Maladies professionnelles et pesticides : l’INRA devant la justice

Santé et sécurité au travail

Le cas d’un ancien salarié de l’INRA, mort en 2013 d’une maladie du sang, a été examiné jeudi 26 mars par le tribunal administratif de Clermont-Ferrand, qui devra statuer sur le lien potentiel entre son décès et les produits phytosanitaires qu’il a manipulés durant sa carrière.

La décision a été mise en délibéré. « Nous avons pu faire reconnaître le lien entre les pesticides et les maladies contractées par des agriculteurs, des salariés agricoles ou de l’agroalimentaire, mais nous n’avions jamais eu encore le cas de fonctionnaires de l’Institut national de recherche agronomique » (INRA), a expliqué Me François Lafforgue, spécialisé dans la reconnaissance des maladies professionnelles.

Plusieurs anciens salariés de l’INRA, « répartis sur toute la France », devraient également « déposer leurs dossiers » selon lui. Un porte-parole de l’INRA n’a confirmé que ce cas en cours.

Bernard Bonnemoy avait travaillé pendant 30 ans comme technicien de recherche sur les sites de Crouël, à Clermont-Ferrand, et de Theix. Responsable des traitements phytosanitaires sur le domaine et pour les expérimentations extérieures de 1983 à 1996, « il était le nez dans les pesticides », a souligné Me Lafforgue.

« Il a été exposé autant, voir plus qu’un agriculteur car il utilisait neuf mois de l’année, 10 heures par jour, des produits phytosanitaires. Certains contenaient du benzène, dont le lien avec les maladies professionnelles est aujourd’hui reconnu, et des principes actifs qui sont quasiment tous interdits ou retirés du marché aujourd’hui », a-t-il ajouté.

En février 2013, les médecins diagnostiquaient à l’ex-salarié un syndrome myélodysplasique – une anomalie de la moelle osseuse entraînant une hémopathie – dont il décédait six mois plus tard à 52 ans. Le temps d’initier une procédure de reconnaissance en maladie professionnelle, combat poursuivi aujourd’hui par sa fille aînée.

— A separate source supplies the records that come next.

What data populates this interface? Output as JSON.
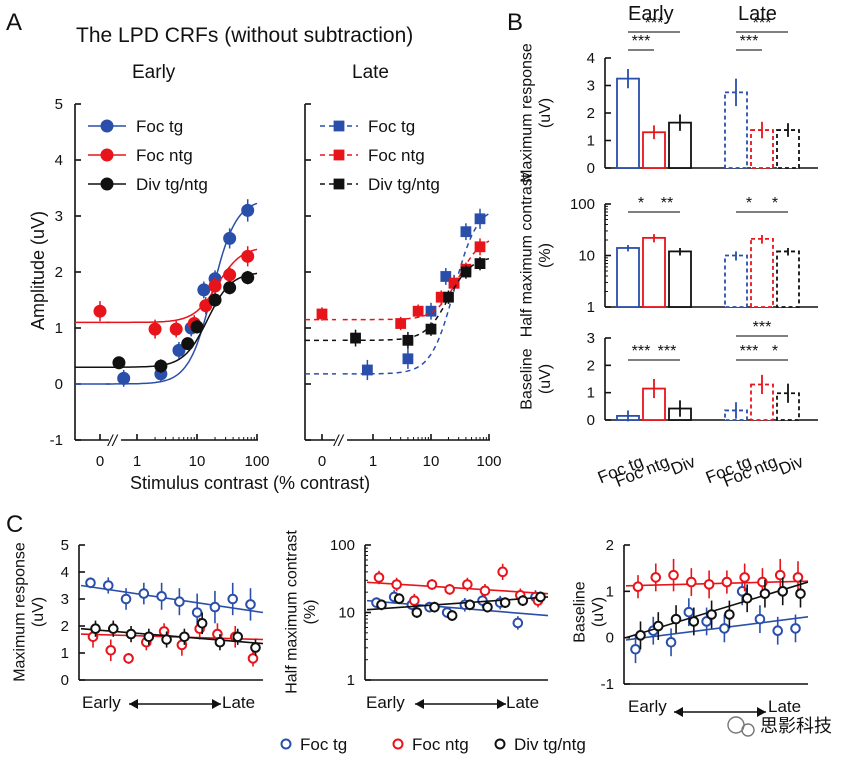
{
  "colors": {
    "foc_tg": "#2a4faa",
    "foc_ntg": "#e8141b",
    "div": "#111111",
    "watermark": "#555555"
  },
  "panel_labels": {
    "A": "A",
    "B": "B",
    "C": "C"
  },
  "watermark": "思影科技",
  "chart_data": [
    {
      "id": "A-early",
      "type": "line",
      "title": "The LPD CRFs (without subtraction)",
      "subtitle": "Early",
      "xlabel": "Stimulus contrast (% contrast)",
      "ylabel": "Amplitude (uV)",
      "x_scale": "log",
      "x_ticks": [
        "0",
        "1",
        "10",
        "100"
      ],
      "axis_break": "//",
      "ylim": [
        -1,
        5
      ],
      "y_ticks": [
        -1,
        0,
        1,
        2,
        3,
        4,
        5
      ],
      "legend": [
        "Foc tg",
        "Foc ntg",
        "Div tg/ntg"
      ],
      "legend_placement": "top-left",
      "series": [
        {
          "name": "Foc tg",
          "color_key": "foc_tg",
          "zero_point": null,
          "points": [
            [
              0.6,
              0.1
            ],
            [
              2.5,
              0.18
            ],
            [
              5,
              0.6
            ],
            [
              8,
              1.0
            ],
            [
              13,
              1.68
            ],
            [
              20,
              1.88
            ],
            [
              35,
              2.6
            ],
            [
              70,
              3.1
            ]
          ],
          "err": [
            0.15,
            0.15,
            0.15,
            0.15,
            0.15,
            0.15,
            0.18,
            0.2
          ],
          "fit": {
            "base": 0.0,
            "rmax": 3.3,
            "c50": 18,
            "n": 2.2
          }
        },
        {
          "name": "Foc ntg",
          "color_key": "foc_ntg",
          "zero_point": [
            1.3,
            0.18
          ],
          "points": [
            [
              2.0,
              0.98
            ],
            [
              4.5,
              0.98
            ],
            [
              9,
              1.08
            ],
            [
              14,
              1.4
            ],
            [
              20,
              1.75
            ],
            [
              35,
              1.95
            ],
            [
              70,
              2.28
            ]
          ],
          "err": [
            0.17,
            0.15,
            0.15,
            0.15,
            0.15,
            0.15,
            0.18
          ],
          "fit": {
            "base": 1.1,
            "rmax": 1.35,
            "c50": 22,
            "n": 2.2
          }
        },
        {
          "name": "Div tg/ntg",
          "color_key": "div",
          "zero_point": null,
          "points": [
            [
              0.5,
              0.38
            ],
            [
              2.5,
              0.32
            ],
            [
              7,
              0.72
            ],
            [
              10,
              1.02
            ],
            [
              20,
              1.5
            ],
            [
              35,
              1.72
            ],
            [
              70,
              1.9
            ]
          ],
          "err": [
            0.1,
            0.12,
            0.1,
            0.12,
            0.12,
            0.12,
            0.12
          ],
          "fit": {
            "base": 0.3,
            "rmax": 1.7,
            "c50": 15,
            "n": 2.2
          }
        }
      ]
    },
    {
      "id": "A-late",
      "type": "line",
      "subtitle": "Late",
      "x_scale": "log",
      "x_ticks": [
        "0",
        "1",
        "10",
        "100"
      ],
      "axis_break": "//",
      "ylim": [
        -1,
        5
      ],
      "legend": [
        "Foc tg",
        "Foc ntg",
        "Div tg/ntg"
      ],
      "legend_placement": "top-left",
      "series": [
        {
          "name": "Foc tg",
          "color_key": "foc_tg",
          "zero_point": null,
          "points": [
            [
              0.8,
              0.25
            ],
            [
              4,
              0.45
            ],
            [
              10,
              1.3
            ],
            [
              18,
              1.92
            ],
            [
              25,
              1.8
            ],
            [
              40,
              2.72
            ],
            [
              70,
              2.95
            ]
          ],
          "err": [
            0.18,
            0.18,
            0.15,
            0.15,
            0.15,
            0.15,
            0.18
          ],
          "fit": {
            "base": 0.18,
            "rmax": 3.0,
            "c50": 25,
            "n": 2.2
          }
        },
        {
          "name": "Foc ntg",
          "color_key": "foc_ntg",
          "zero_point": [
            1.25,
            0.12
          ],
          "points": [
            [
              3,
              1.08
            ],
            [
              6,
              1.3
            ],
            [
              15,
              1.55
            ],
            [
              25,
              1.8
            ],
            [
              40,
              2.05
            ],
            [
              70,
              2.45
            ]
          ],
          "err": [
            0.12,
            0.12,
            0.12,
            0.12,
            0.12,
            0.15
          ],
          "fit": {
            "base": 1.15,
            "rmax": 1.5,
            "c50": 30,
            "n": 2.2
          }
        },
        {
          "name": "Div tg/ntg",
          "color_key": "div",
          "zero_point": null,
          "points": [
            [
              0.5,
              0.82
            ],
            [
              4,
              0.78
            ],
            [
              10,
              0.98
            ],
            [
              20,
              1.55
            ],
            [
              40,
              2.0
            ],
            [
              70,
              2.15
            ]
          ],
          "err": [
            0.15,
            0.15,
            0.12,
            0.12,
            0.12,
            0.12
          ],
          "fit": {
            "base": 0.78,
            "rmax": 1.5,
            "c50": 20,
            "n": 2.2
          }
        }
      ]
    },
    {
      "id": "B",
      "type": "bar",
      "column_headers": [
        "Early",
        "Late"
      ],
      "categories": [
        "Foc tg",
        "Foc ntg",
        "Div"
      ],
      "panels": [
        {
          "ylabel": "Maximum response (uV)",
          "y_scale": "linear",
          "ylim": [
            0,
            4
          ],
          "y_ticks": [
            "0",
            "1",
            "2",
            "3",
            "4"
          ],
          "early": [
            3.25,
            1.3,
            1.65
          ],
          "late": [
            2.75,
            1.38,
            1.38
          ],
          "err_early": [
            0.35,
            0.25,
            0.3
          ],
          "err_late": [
            0.5,
            0.3,
            0.25
          ],
          "sig": [
            {
              "group": "early",
              "from": 0,
              "to": 1,
              "label": "***"
            },
            {
              "group": "early",
              "from": 0,
              "to": 2,
              "label": "***"
            },
            {
              "group": "late",
              "from": 0,
              "to": 1,
              "label": "***"
            },
            {
              "group": "late",
              "from": 0,
              "to": 2,
              "label": "***"
            }
          ]
        },
        {
          "ylabel": "Half maximum contrast (%)",
          "y_scale": "log",
          "ylim": [
            1,
            100
          ],
          "y_ticks": [
            "1",
            "10",
            "100"
          ],
          "early": [
            14,
            22,
            12
          ],
          "late": [
            10,
            21,
            12
          ],
          "err_early": [
            2,
            4,
            2
          ],
          "err_late": [
            2,
            4,
            2
          ],
          "sig": [
            {
              "group": "early",
              "from": 0,
              "to": 1,
              "label": "*"
            },
            {
              "group": "early",
              "from": 1,
              "to": 2,
              "label": "**"
            },
            {
              "group": "late",
              "from": 0,
              "to": 1,
              "label": "*"
            },
            {
              "group": "late",
              "from": 1,
              "to": 2,
              "label": "*"
            }
          ]
        },
        {
          "ylabel": "Baseline (uV)",
          "y_scale": "linear",
          "ylim": [
            0,
            3
          ],
          "y_ticks": [
            "0",
            "1",
            "2",
            "3"
          ],
          "early": [
            0.15,
            1.15,
            0.42
          ],
          "late": [
            0.35,
            1.3,
            0.98
          ],
          "err_early": [
            0.2,
            0.35,
            0.3
          ],
          "err_late": [
            0.3,
            0.35,
            0.35
          ],
          "sig": [
            {
              "group": "early",
              "from": 0,
              "to": 1,
              "label": "***"
            },
            {
              "group": "early",
              "from": 1,
              "to": 2,
              "label": "***"
            },
            {
              "group": "late",
              "from": 0,
              "to": 1,
              "label": "***"
            },
            {
              "group": "late",
              "from": 1,
              "to": 2,
              "label": "*"
            },
            {
              "group": "late",
              "from": 0,
              "to": 2,
              "label": "***"
            }
          ]
        }
      ]
    },
    {
      "id": "C",
      "type": "scatter",
      "xlabel_left": "Early",
      "xlabel_right": "Late",
      "legend": [
        "Foc tg",
        "Foc ntg",
        "Div tg/ntg"
      ],
      "legend_placement": "bottom",
      "panels": [
        {
          "ylabel": "Maximum response (uV)",
          "y_scale": "linear",
          "ylim": [
            0,
            5
          ],
          "y_ticks": [
            "0",
            "1",
            "2",
            "3",
            "4",
            "5"
          ],
          "series": [
            {
              "name": "Foc tg",
              "color_key": "foc_tg",
              "values": [
                3.6,
                3.5,
                3.0,
                3.2,
                3.1,
                2.9,
                2.5,
                2.7,
                3.0,
                2.8
              ],
              "err": [
                0.2,
                0.3,
                0.4,
                0.4,
                0.5,
                0.5,
                0.7,
                0.6,
                0.6,
                0.6
              ],
              "fit": [
                3.5,
                2.5
              ]
            },
            {
              "name": "Foc ntg",
              "color_key": "foc_ntg",
              "values": [
                1.6,
                1.1,
                0.8,
                1.4,
                1.8,
                1.3,
                1.9,
                1.7,
                1.6,
                0.8
              ],
              "err": [
                0.4,
                0.4,
                0.2,
                0.3,
                0.3,
                0.4,
                0.4,
                0.4,
                0.4,
                0.3
              ],
              "fit": [
                1.7,
                1.5
              ]
            },
            {
              "name": "Div tg/ntg",
              "color_key": "div",
              "values": [
                1.9,
                1.9,
                1.7,
                1.6,
                1.5,
                1.6,
                2.1,
                1.4,
                1.6,
                1.2
              ],
              "err": [
                0.3,
                0.3,
                0.3,
                0.3,
                0.3,
                0.3,
                0.4,
                0.3,
                0.3,
                0.3
              ],
              "fit": [
                1.9,
                1.35
              ]
            }
          ]
        },
        {
          "ylabel": "Half maximum contrast (%)",
          "y_scale": "log",
          "ylim": [
            1,
            100
          ],
          "y_ticks": [
            "1",
            "10",
            "100"
          ],
          "series": [
            {
              "name": "Foc tg",
              "color_key": "foc_tg",
              "values": [
                14,
                17,
                13,
                12,
                10,
                13,
                15,
                14,
                7,
                17
              ],
              "err": [
                0.08,
                0.1,
                0.08,
                0.08,
                0.08,
                0.1,
                0.1,
                0.1,
                0.1,
                0.1
              ],
              "fit": [
                15,
                9
              ]
            },
            {
              "name": "Foc ntg",
              "color_key": "foc_ntg",
              "values": [
                33,
                26,
                15,
                26,
                22,
                26,
                21,
                40,
                18,
                15
              ],
              "err": [
                0.1,
                0.1,
                0.1,
                0.08,
                0.08,
                0.1,
                0.1,
                0.12,
                0.1,
                0.1
              ],
              "fit": [
                28,
                19
              ]
            },
            {
              "name": "Div tg/ntg",
              "color_key": "div",
              "values": [
                13,
                16,
                10,
                12,
                9,
                13,
                12,
                14,
                15,
                17
              ],
              "err": [
                0.08,
                0.08,
                0.08,
                0.08,
                0.08,
                0.08,
                0.08,
                0.08,
                0.08,
                0.08
              ],
              "fit": [
                11,
                17
              ]
            }
          ]
        },
        {
          "ylabel": "Baseline (uV)",
          "y_scale": "linear",
          "ylim": [
            -1,
            2
          ],
          "y_ticks": [
            "-1",
            "0",
            "1",
            "2"
          ],
          "series": [
            {
              "name": "Foc tg",
              "color_key": "foc_tg",
              "values": [
                -0.25,
                0.15,
                -0.1,
                0.55,
                0.35,
                0.2,
                1.0,
                0.4,
                0.15,
                0.2
              ],
              "err": [
                0.3,
                0.3,
                0.3,
                0.3,
                0.3,
                0.3,
                0.3,
                0.3,
                0.3,
                0.3
              ],
              "fit": [
                -0.05,
                0.45
              ]
            },
            {
              "name": "Foc ntg",
              "color_key": "foc_ntg",
              "values": [
                1.1,
                1.3,
                1.35,
                1.2,
                1.15,
                1.2,
                1.3,
                1.2,
                1.35,
                1.3
              ],
              "err": [
                0.25,
                0.3,
                0.35,
                0.3,
                0.3,
                0.25,
                0.3,
                0.3,
                0.35,
                0.35
              ],
              "fit": [
                1.12,
                1.22
              ]
            },
            {
              "name": "Div tg/ntg",
              "color_key": "div",
              "values": [
                0.05,
                0.25,
                0.4,
                0.35,
                0.5,
                0.5,
                0.85,
                0.95,
                1.0,
                0.95
              ],
              "err": [
                0.3,
                0.3,
                0.3,
                0.3,
                0.3,
                0.3,
                0.3,
                0.3,
                0.3,
                0.3
              ],
              "fit": [
                0.0,
                1.2
              ]
            }
          ]
        }
      ]
    }
  ]
}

« Ça lui tenait à cœur. Je ne veux pas qu’il soit mort pour rien », a confié après l’audience Marie Bonnemoy, 29 ans, avant de fondre en larmes.

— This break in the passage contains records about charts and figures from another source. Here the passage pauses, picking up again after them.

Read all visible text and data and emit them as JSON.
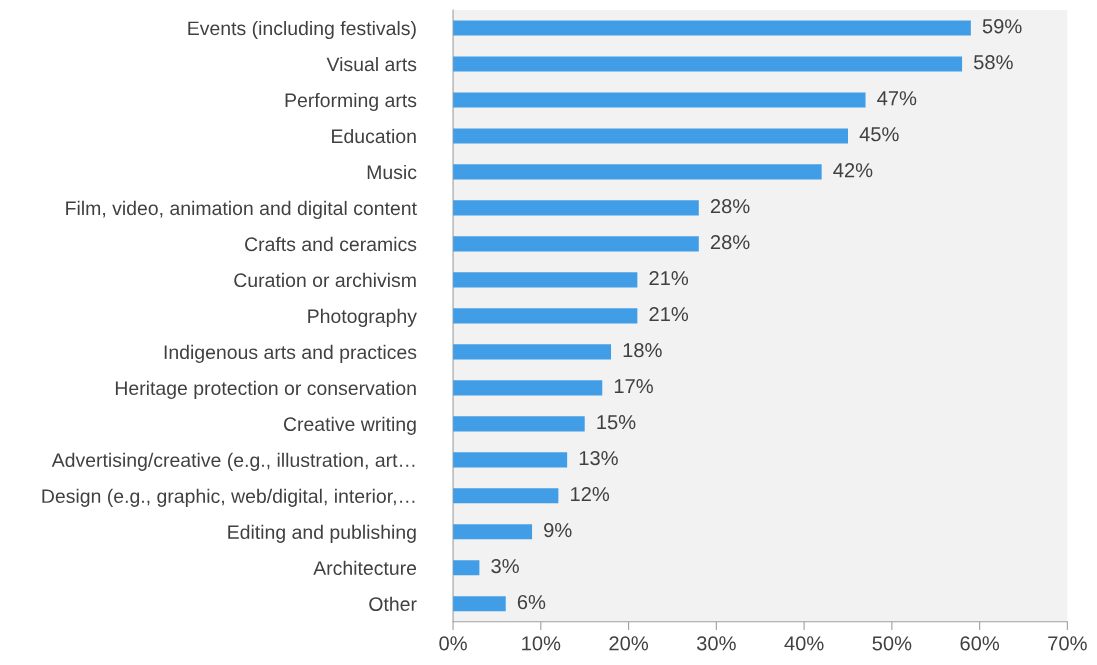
{
  "chart_data": {
    "type": "bar",
    "orientation": "horizontal",
    "categories": [
      "Events (including festivals)",
      "Visual arts",
      "Performing arts",
      "Education",
      "Music",
      "Film, video, animation and digital content",
      "Crafts and ceramics",
      "Curation or archivism",
      "Photography",
      "Indigenous arts and practices",
      "Heritage protection or conservation",
      "Creative writing",
      "Advertising/creative (e.g., illustration, art…",
      "Design (e.g., graphic, web/digital, interior,…",
      "Editing and publishing",
      "Architecture",
      "Other"
    ],
    "values": [
      59,
      58,
      47,
      45,
      42,
      28,
      28,
      21,
      21,
      18,
      17,
      15,
      13,
      12,
      9,
      3,
      6
    ],
    "color": "#419de6",
    "xlim": [
      0,
      70
    ],
    "xticks": [
      {
        "value": 0,
        "label": "0%"
      },
      {
        "value": 10,
        "label": "10%"
      },
      {
        "value": 20,
        "label": "20%"
      },
      {
        "value": 30,
        "label": "30%"
      },
      {
        "value": 40,
        "label": "40%"
      },
      {
        "value": 50,
        "label": "50%"
      },
      {
        "value": 60,
        "label": "60%"
      },
      {
        "value": 70,
        "label": "70%"
      }
    ],
    "value_labels": [
      "59%",
      "58%",
      "47%",
      "45%",
      "42%",
      "28%",
      "28%",
      "21%",
      "21%",
      "18%",
      "17%",
      "15%",
      "13%",
      "12%",
      "9%",
      "3%",
      "6%"
    ],
    "grid": false,
    "legend": false
  }
}
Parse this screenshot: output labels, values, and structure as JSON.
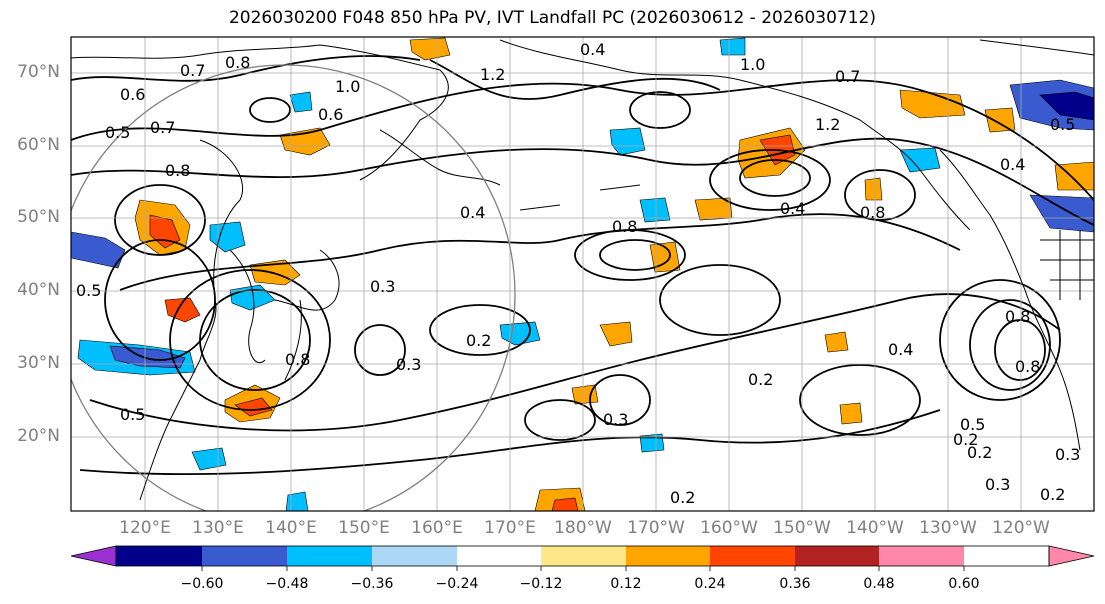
{
  "title": "2026030200 F048 850 hPa PV, IVT Landfall PC (2026030612 - 2026030712)",
  "map": {
    "lat_labels": [
      "70°N",
      "60°N",
      "50°N",
      "40°N",
      "30°N",
      "20°N"
    ],
    "lon_labels": [
      "120°E",
      "130°E",
      "140°E",
      "150°E",
      "160°E",
      "170°E",
      "180°W",
      "170°W",
      "160°W",
      "150°W",
      "140°W",
      "130°W",
      "120°W"
    ],
    "contour_labels": [
      "0.7",
      "0.8",
      "0.6",
      "0.5",
      "0.7",
      "0.8",
      "1.0",
      "1.2",
      "0.6",
      "0.4",
      "0.3",
      "0.3",
      "0.2",
      "0.4",
      "0.8",
      "0.2",
      "0.3",
      "0.8",
      "0.4",
      "1.2",
      "0.4",
      "0.8",
      "0.7",
      "1.0",
      "0.5",
      "0.5",
      "0.8",
      "0.3",
      "0.2",
      "0.2",
      "0.3",
      "0.2",
      "0.4",
      "0.5",
      "0.8",
      "0.2",
      "0.5"
    ]
  },
  "colorbar": {
    "tick_labels": [
      "−0.60",
      "−0.48",
      "−0.36",
      "−0.24",
      "−0.12",
      "0.12",
      "0.24",
      "0.36",
      "0.48",
      "0.60"
    ],
    "colors": [
      "#9b30d0",
      "#00008b",
      "#3a5bd0",
      "#00bfff",
      "#add8f5",
      "#ffffff",
      "#ffe88a",
      "#ffa500",
      "#ff4500",
      "#b22222",
      "#ff88aa"
    ]
  }
}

En janvier 2014, l’INRA avait refusé la reconnaissance, post mortem, d’une maladie professionnelle de M. Bonnemoy, après avis de la commission de réforme de la Sécurité sociale et d’un expert médical travaillant dans le service spécialisé d’un CHU.

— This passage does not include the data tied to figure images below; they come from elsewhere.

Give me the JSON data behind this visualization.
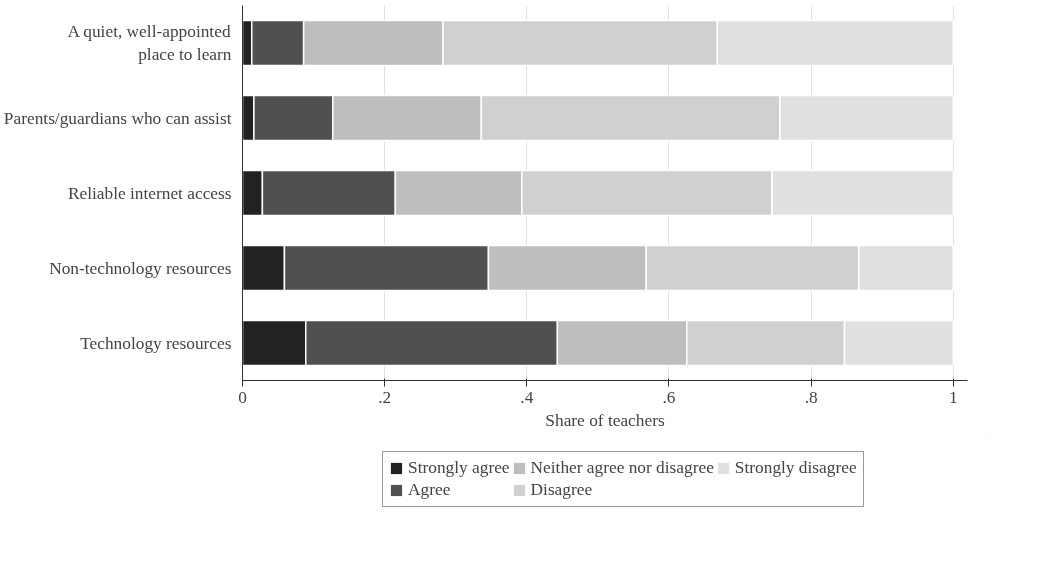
{
  "chart_data": {
    "type": "bar",
    "orientation": "horizontal",
    "stacked": true,
    "categories": [
      "A quiet, well-appointed\nplace to learn",
      "Parents/guardians who can assist",
      "Reliable internet access",
      "Non-technology resources",
      "Technology resources"
    ],
    "series": [
      {
        "name": "Strongly agree",
        "color": "#222222",
        "values": [
          0.013,
          0.016,
          0.028,
          0.059,
          0.089
        ]
      },
      {
        "name": "Agree",
        "color": "#505050",
        "values": [
          0.073,
          0.111,
          0.187,
          0.287,
          0.354
        ]
      },
      {
        "name": "Neither agree nor disagree",
        "color": "#bebebe",
        "values": [
          0.196,
          0.209,
          0.178,
          0.222,
          0.182
        ]
      },
      {
        "name": "Disagree",
        "color": "#d0d0d0",
        "values": [
          0.386,
          0.42,
          0.352,
          0.299,
          0.222
        ]
      },
      {
        "name": "Strongly disagree",
        "color": "#e0e0e0",
        "values": [
          0.332,
          0.244,
          0.255,
          0.133,
          0.153
        ]
      }
    ],
    "xlabel": "Share of teachers",
    "xlim": [
      0,
      1.02
    ],
    "xticks": [
      0,
      {
        "value": 0.2,
        "label": ".2"
      },
      {
        "value": 0.4,
        "label": ".4"
      },
      {
        "value": 0.6,
        "label": ".6"
      },
      {
        "value": 0.8,
        "label": ".8"
      },
      1
    ],
    "grid": "x",
    "legend": "bottom"
  }
}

« Selon eux, sa maladie ne peut pas être imputable aux produits sanitaires manipulés par M. Bonnemoy », a souligné le directeur de la communication de l’INRA, Jean-François Launay, contacté par l’AFP.

Citant le rapport de l’expert médical à l’audience, le rapporteur public a estimé qu’en « l’état des connaissances scientifiques actuelles », il n’était pas non plus établi que le benzène apparaisse sur les fiches de sécurité des produits utilisés par M. Bonnemoy, ni que ce dernier ait été « exposé à des doses significatives » pouvant expliquer sa pathologie.

Des propos réfutés par Me Lafforgue qui a lui cité une étude d’octobre 2014 prouvant selon lui « le lien entre le syndrome myélodysplasique et l’utilisation des pesticides ».

« Nous ne sommes pas un laboratoire, ni une entreprise productrice de phytosanitaires. Depuis des années, nous travaillons sur la baisse des pesticides et des entrants dans l’agriculture et nous sommes sensibilisés à cette question. La décision de refuser la reconnaissance professionnelle de la maladie a été prise sur la base d’éléments scientifiques et non dans une logique de défense », a poursuivi le porte-parole de l’INRA.